France, Germany, Belgium and Luxembourg - described by some in the US as the "Axis of Weasel" - vowed to press ahead with a full-fledged defence union, brushing aside warnings that the move would entrench the European Union's bitter divisions over Iraq and could lead to the break-up of Nato.

A new rapid reaction force would be built around the existing Franco-German brigade, taking in Belgian commandos and units from Luxembourg. It would answer to a headquarters in the Brussels suburb of Tervuren and be ready for joint operations next year.

Jacques Chirac, the French president, insisted that the plans would bolster Nato by making Europe a more credible partner for Washington, and denied there was an attempt to set up a rival to Nato's operational command. "The aim is not to decouple European Union and Atlantic Alliance defence efforts," he said.

But M Chirac gave out mixed signals when he gently rebuked Tony Blair for advocating a "one polar world" and warning of a new Cold War if Europe tried to become a rival power to America.

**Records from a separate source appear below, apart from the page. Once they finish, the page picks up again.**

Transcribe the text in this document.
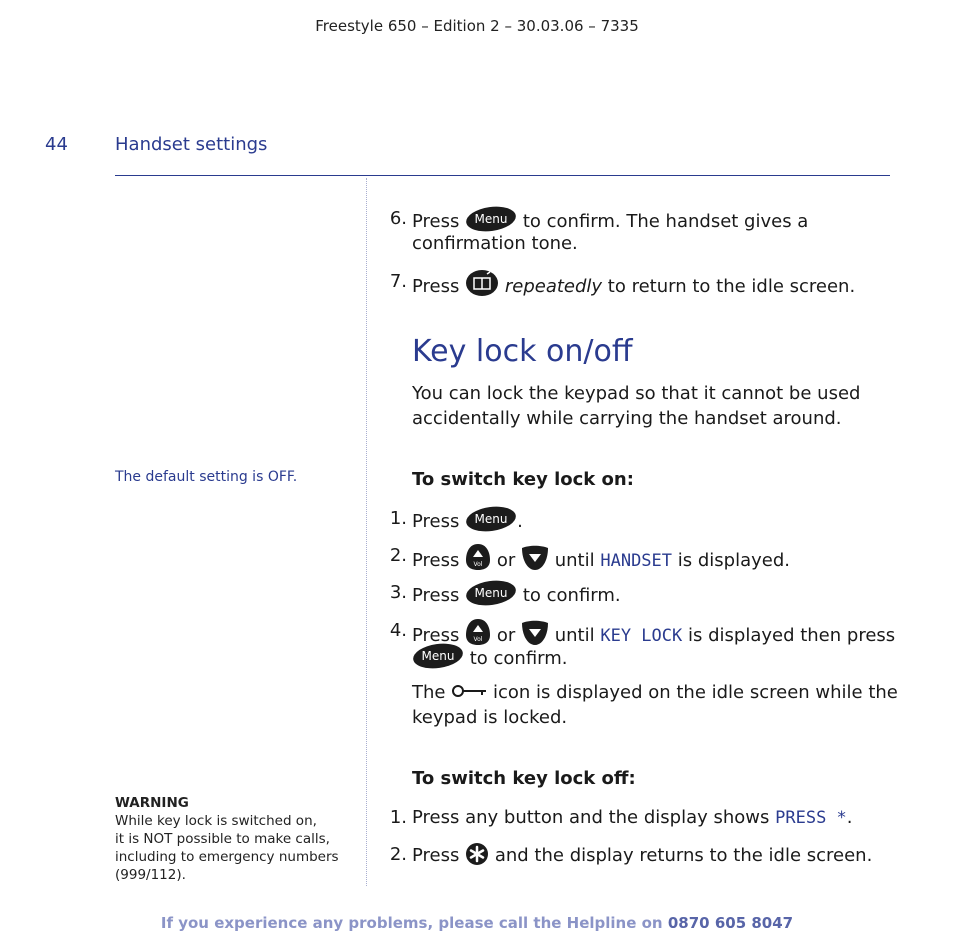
Freestyle 650 – Edition 2 – 30.03.06 – 7335
44	Handset settings
6. Press Menu to confirm. The handset gives a
confirmation tone.
7. Press	repeatedly to return to the idle screen.
Key lock on/off
You can lock the keypad so that it cannot be used accidentally while carrying the handset around.
The default setting is OFF.	To switch key lock on:
1. Press Menu .
2. Press Vol or until HANDSET is displayed.
3. Press Menu to confirm.
4. Press Vol or until KEY LOCK is displayed then press
Menu to confirm.
The	icon is displayed on the idle screen while the
keypad is locked.
To switch key lock off:
1. Press any button and the display shows PRESS *.
2. Press and the display returns to the idle screen.
WARNING
While key lock is switched on,
it is NOT possible to make calls,
including to emergency numbers
(999/112).
If you experience any problems, please call the Helpline on 0870 605 8047
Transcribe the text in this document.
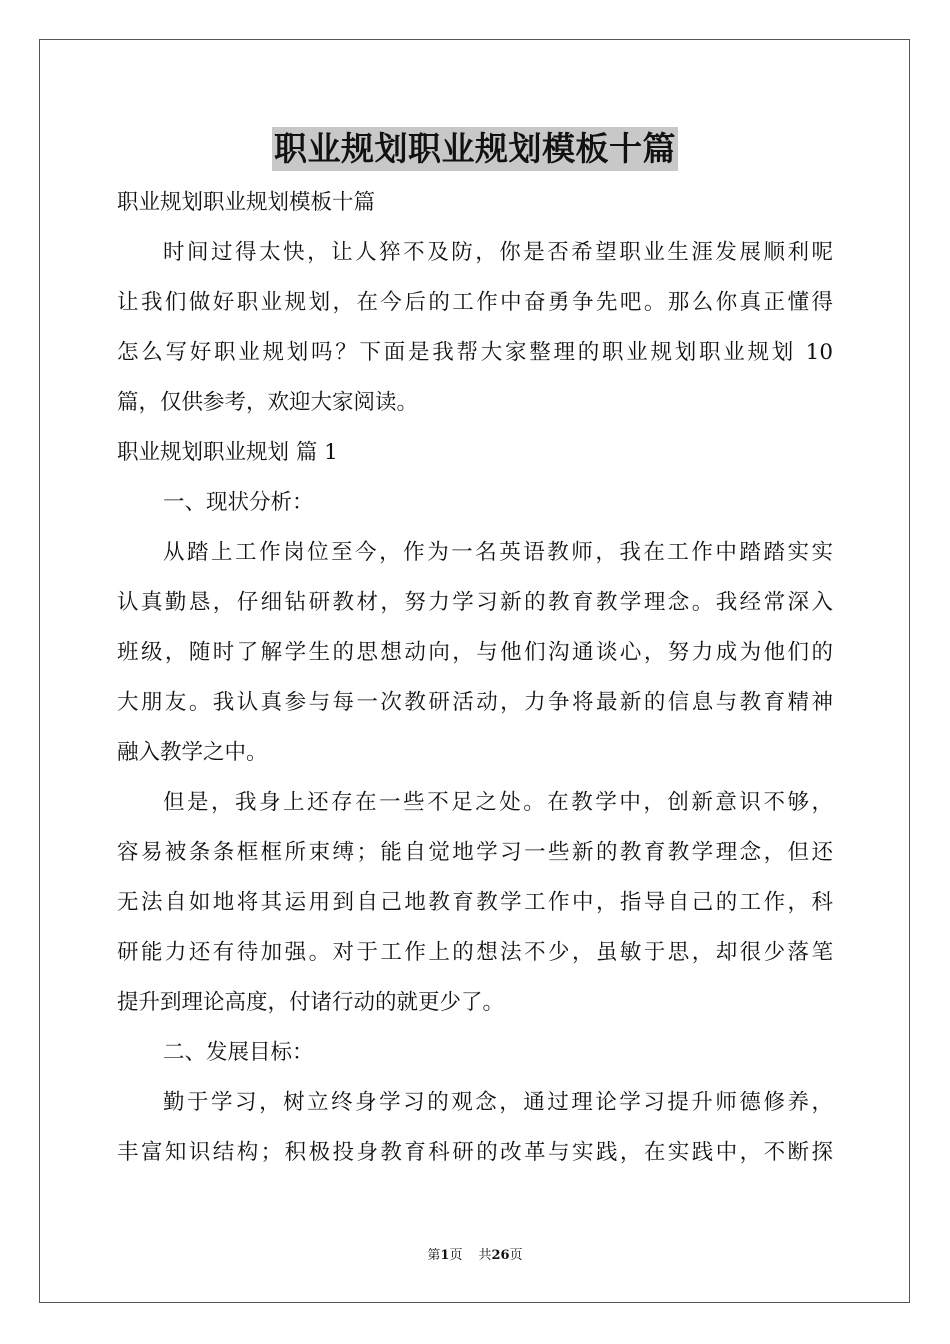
职业规划职业规划模板十篇
职业规划职业规划模板十篇
时间过得太快，让人猝不及防，你是否希望职业生涯发展顺利呢
让我们做好职业规划，在今后的工作中奋勇争先吧。那么你真正懂得
怎么写好职业规划吗？下面是我帮大家整理的职业规划职业规划 10
篇，仅供参考，欢迎大家阅读。
职业规划职业规划 篇 1
一、现状分析：
从踏上工作岗位至今，作为一名英语教师，我在工作中踏踏实实
认真勤恳，仔细钻研教材，努力学习新的教育教学理念。我经常深入
班级，随时了解学生的思想动向，与他们沟通谈心，努力成为他们的
大朋友。我认真参与每一次教研活动，力争将最新的信息与教育精神
融入教学之中。
但是，我身上还存在一些不足之处。在教学中，创新意识不够，
容易被条条框框所束缚；能自觉地学习一些新的教育教学理念，但还
无法自如地将其运用到自己地教育教学工作中，指导自己的工作，科
研能力还有待加强。对于工作上的想法不少，虽敏于思，却很少落笔
提升到理论高度，付诸行动的就更少了。
二、发展目标：
勤于学习，树立终身学习的观念，通过理论学习提升师德修养，
丰富知识结构；积极投身教育科研的改革与实践，在实践中，不断探
第1页 共26页
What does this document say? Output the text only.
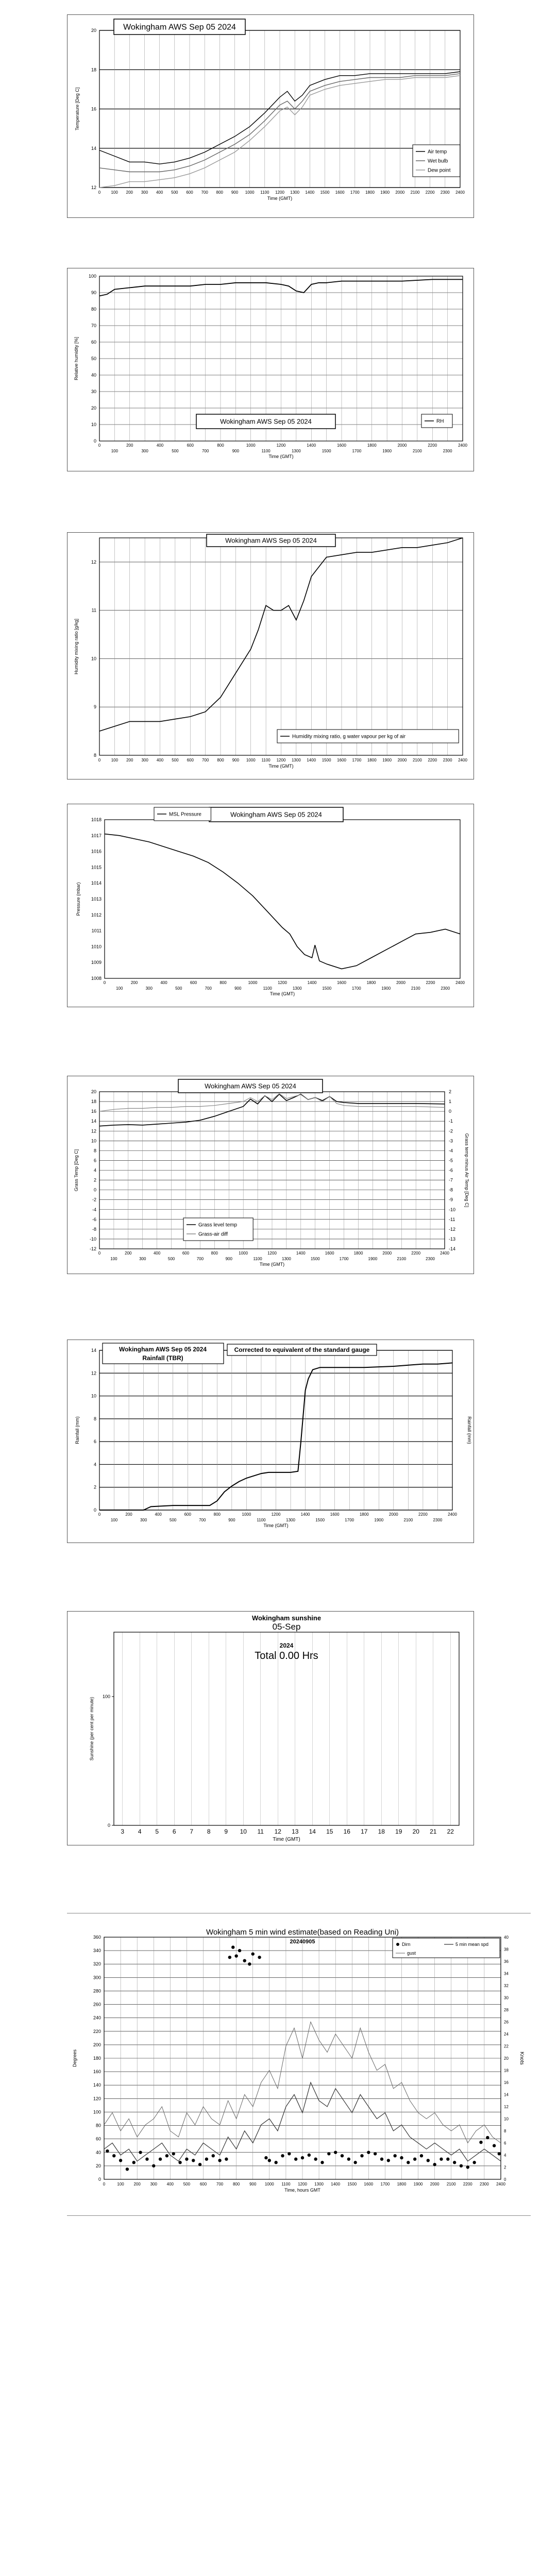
12
14
16
18
20
0	100 200 300 400 500 600 700 800 900 1000 1100 1200 1300 1400 1500 1600 1700 1800 1900 2000 2100 2200 2300 2400
Time (GMT)
Temperature [Deg C]
Wokingham AWS Sep 05 2024
Air temp
Wet bulb
Dew point
0
10
20
30
40
50
60
70
80
90
100
0	200	400	600	800	1000	1200	1400	1600	1800	2000	2200	2400
100	300	500	700	900	1100	1300	1500	1700	1900	2100	2300
Time (GMT)
Relative humidity [%]
Wokingham AWS Sep 05 2024	RH
8
9
10
11
12
0	100 200 300 400 500 600 700 800 900 1000 1100 1200 1300 1400 1500 1600 1700 1800 1900 2000 2100 2200 2300 2400
Time (GMT)
Humidity mixing ratio [g/kg]
Wokingham AWS Sep 05 2024
Humidity mixing ratio, g water vapour per kg of air
1008
1009
1010
1011
1012
1013
1014
1015
1016
1017
1018
0	200	400	600	800	1000	1200	1400	1600	1800	2000	2200	2400
100	300	500	700	900	1100	1300	1500	1700	1900	2100	2300
Time (GMT)
Pressure (mbar)
Wokingham AWS Sep 05 2024
MSL Pressure
-12
-10
-8
-6
-4
-2
0
2
4
6
8
10
12
14
16
18
20
0	200	400	600	800	1000	1200	1400	1600	1800	2000	2200	2400
100	300	500	700	900	1100	1300	1500	1700	1900	2100	2300
Time (GMT)
Grass Temp [Deg C]
-14
-13
-12
-11
-10
-9
-8
-7
-6
-5
-4
-3
-2
-1
0
1
2
Grass temp minus Air Temp [Deg C]
Wokingham AWS Sep 05 2024
Grass level temp
Grass-air diff
0
2
4
6
8
10
12
14
0	200	400	600	800	1000	1200	1400	1600	1800	2000	2200	2400
100	300	500	700	900	1100	1300	1500	1700	1900	2100	2300
Time (GMT)
Rainfall (mm)	Rainfall (mm)
Wokingham AWS Sep 05 2024
Rainfall (TBR)
Corrected to equivalent of the standard gauge
0
100
3 4 5 6 7 8 9 10 11 12 13 14 15 16 17 18 19 20 21 22
Time (GMT)
Sunshine (per cent per minute)
Wokingham sunshine
05-Sep
2024
Total 0.00 Hrs
0
20
40
60
80
100
120
140
160
180
200
220
240
260
280
300
320
340
360
0	100 200 300 400 500 600 700 800 900 1000 1100 1200 1300 1400 1500 1600 1700 1800 1900 2000 2100 2200 2300 2400
Time, hours GMT
Degrees
0
2
4
6
8
10
12
14
16
18
20
22
24
26
28
30
32
34
36
38
40
Knots
Wokingham 5 min wind estimate(based on Reading Uni)
20240905	Dirn	5 min mean spd
gust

"Quite naturally a multi-polar world is being created, whether one likes it or not. It's inevitable. For balance to exist, there will have to be a strong Europe. Relations between the European Union and the United States will have to be a partnership between equals," said M Chirac.
This was basically inevitable. I'd been suggesting in discussions with [livejournal.com profile] logam and one of my colleagues that an European Army was probably the next step and a needed step for the EU to become the federation it apparently wants to be. Sovereignty as a concept is fast vanishing with the removal of borders in Europe - and eventually, even the local "state" governments will be largely irrelevant when faced with the onslaught of the bureaucrats in Brussels.

Whether or not this is a good thing depends, as always, on your point of view. From a military standpoint, it simply makes sense. NATO is so heavily American dependent that given the current state of affairs with the US, it is just going to make Europe a second-class citizen on its own continent to continue with such a strategic arrangement. NATO itself is ideologically outmoded anyway - the EU continues to suck up more and more countries with gusto which were, just a few decades ago, on the other side of the Iron Curtain. There is no longer a Warsaw Pact to guard against. There is however, a very large, scary white man on the other side of the Atlantic waving a very big stick and rampaging around the clubhouse.

From a nationalistic standpoint, it's frightening. European MPs are practically unknown to their own constituents, yet the laws they pass are superceding national laws by treaty. Also, a lot of what goes on in that parliament is kept secret. How long, then until an EU member state starts balking at the interference from the Brussels crowd and they start sending the country's own troops in to quell the dissent? Yes, my friends, if this sounds familiar, it's the American Civil War all over again, except it's really about state's rights this time. One hopes that as the borders, already blurred beyond belief, start merging and the EU proclaims itself a sovereign power as a whole, that the citizenry will start becoming interested in the federal level and actually be allowed in the vote.

From a historical standpoint, it's kind of exciting and not-exciting at the same time. It's like witnessing the birth of a new United States, except done in that plodding, boring, watching paint dry, old-lady-falling-into-ruins way that we expect from Europe. What'll be really interesting is to see if the UK will want anything to do with this, despite Blair caving in to the establishment of a Rapid Deployment Force last year. Britain has always traditionally stood alone, what with the hostility to the euro and to giving up any inch of their soverignty to those bastards across the Channel. My gut has always told me that Britain will never be a part of Europe, not willingly.

So keep an eye on Europe - it may lead to a new, fresher, and more dynamic power, and a welcome check to US hegemony. Or it may lead to a totalitarian mess that will erupt into civil war. Then again, no one said revolutions were easy.